Without Ivy Lee’s subtle guidance the Rockefeller giving might have been interpreted as a miser’s attempt to ease his conscience—as indeed his early philanthropies were interpreted. The organization of philanthropy along strictly business lines, however, was a typical Rockefeller touch. Apart from any of his son’s gifts, Mr.

Rockefeller in his lifetime gave away no less than $530,000,000. The Baptist Church was the most consistent beneficiary, but the biggest sums went to the Rockefeller Foundation ($182,000,000), the General Education Board ($129,000,000), the Laura Spelman Rockefeller Memorial ($73,000,000), the Rockefeller Institute for Medical Research ($59,000,000) and the University of Chicago ($35,000,000).

The rest of his wealth, including his estates, was transferred to his heirs, principally John D. Jr. At the time of death John D. Rockefeller was probably worth only a few million.

Incredibly wrinkled, wasted to less than 100 lb., old Mr. Rockefeller was alert to the end. His hearing was unimpaired, his sight good, most of his teeth sound. He liked to chat on the latest in finance or politics, kept in touch with oil business almost daily. About the only thing he refused to discuss was Rockefeller Center. He thought his son’s Manhattan pile was close to sheer folly.

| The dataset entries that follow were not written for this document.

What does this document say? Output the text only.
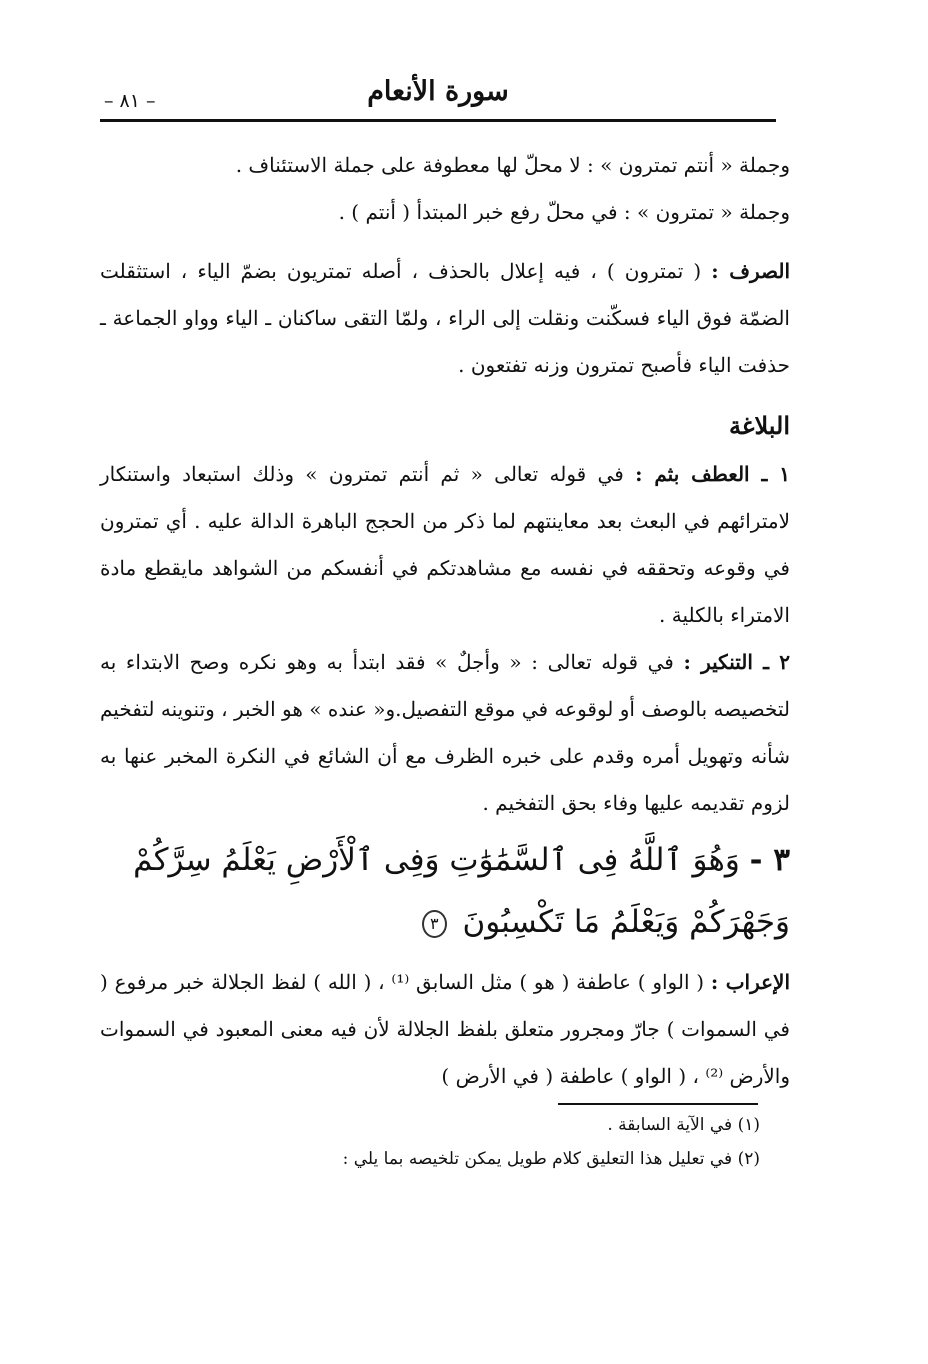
سورة الأنعام
– ٨١ –

وجملة « أنتم تمترون » : لا محلّ لها معطوفة على جملة الاستئناف .

وجملة « تمترون » : في محلّ رفع خبر المبتدأ ( أنتم ) .

الصرف : ( تمترون ) ، فيه إعلال بالحذف ، أصله تمتريون بضمّ الياء ، استثقلت الضمّة فوق الياء فسكّنت ونقلت إلى الراء ، ولمّا التقى ساكنان ـ الياء وواو الجماعة ـ حذفت الياء فأصبح تمترون وزنه تفتعون .

البلاغة

١ ـ العطف بثم : في قوله تعالى « ثم أنتم تمترون » وذلك استبعاد واستنكار لامترائهم في البعث بعد معاينتهم لما ذكر من الحجج الباهرة الدالة عليه . أي تمترون في وقوعه وتحققه في نفسه مع مشاهدتكم في أنفسكم من الشواهد مايقطع مادة الامتراء بالكلية .

٢ ـ التنكير : في قوله تعالى : « وأجلٌ » فقد ابتدأ به وهو نكره وصح الابتداء به لتخصيصه بالوصف أو لوقوعه في موقع التفصيل.و« عنده » هو الخبر ، وتنوينه لتفخيم شأنه وتهويل أمره وقدم على خبره الظرف مع أن الشائع في النكرة المخبر عنها به لزوم تقديمه عليها وفاء بحق التفخيم .

٣ - وَهُوَ ٱللَّهُ فِى ٱلسَّمَٰوَٰتِ وَفِى ٱلْأَرْضِ يَعْلَمُ سِرَّكُمْ وَجَهْرَكُمْ وَيَعْلَمُ مَا تَكْسِبُونَ ٣

الإعراب : ( الواو ) عاطفة ( هو ) مثل السابق ⁽¹⁾ ، ( الله ) لفظ الجلالة خبر مرفوع ( في السموات ) جارّ ومجرور متعلق بلفظ الجلالة لأن فيه معنى المعبود في السموات والأرض ⁽²⁾ ، ( الواو ) عاطفة ( في الأرض )

(١) في الآية السابقة .

(٢) في تعليل هذا التعليق كلام طويل يمكن تلخيصه بما يلي :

His body was to be brought by private railroad car to Pocantico Hills for private funeral services. Then he would be buried in Cleveland where he got his start and where he buried his wife more than 20 years ago, his life having spanned three entire generations and the industrialization of a continent.

*By an arrangement effected years ago, the press stood no death watch on Rockefeller as it does on other aged and ailing celebrities. Instead, his Manhattan public relations counsel, T. J. Ross (successor to Ivy Lee), telephoned the news to major press agencies at 6:45 a.m.

*Even John L. McKinney, 94, one of the first oil pioneers of Titusville and a founder of American Radiator Co., died last week two days before Rockefeller.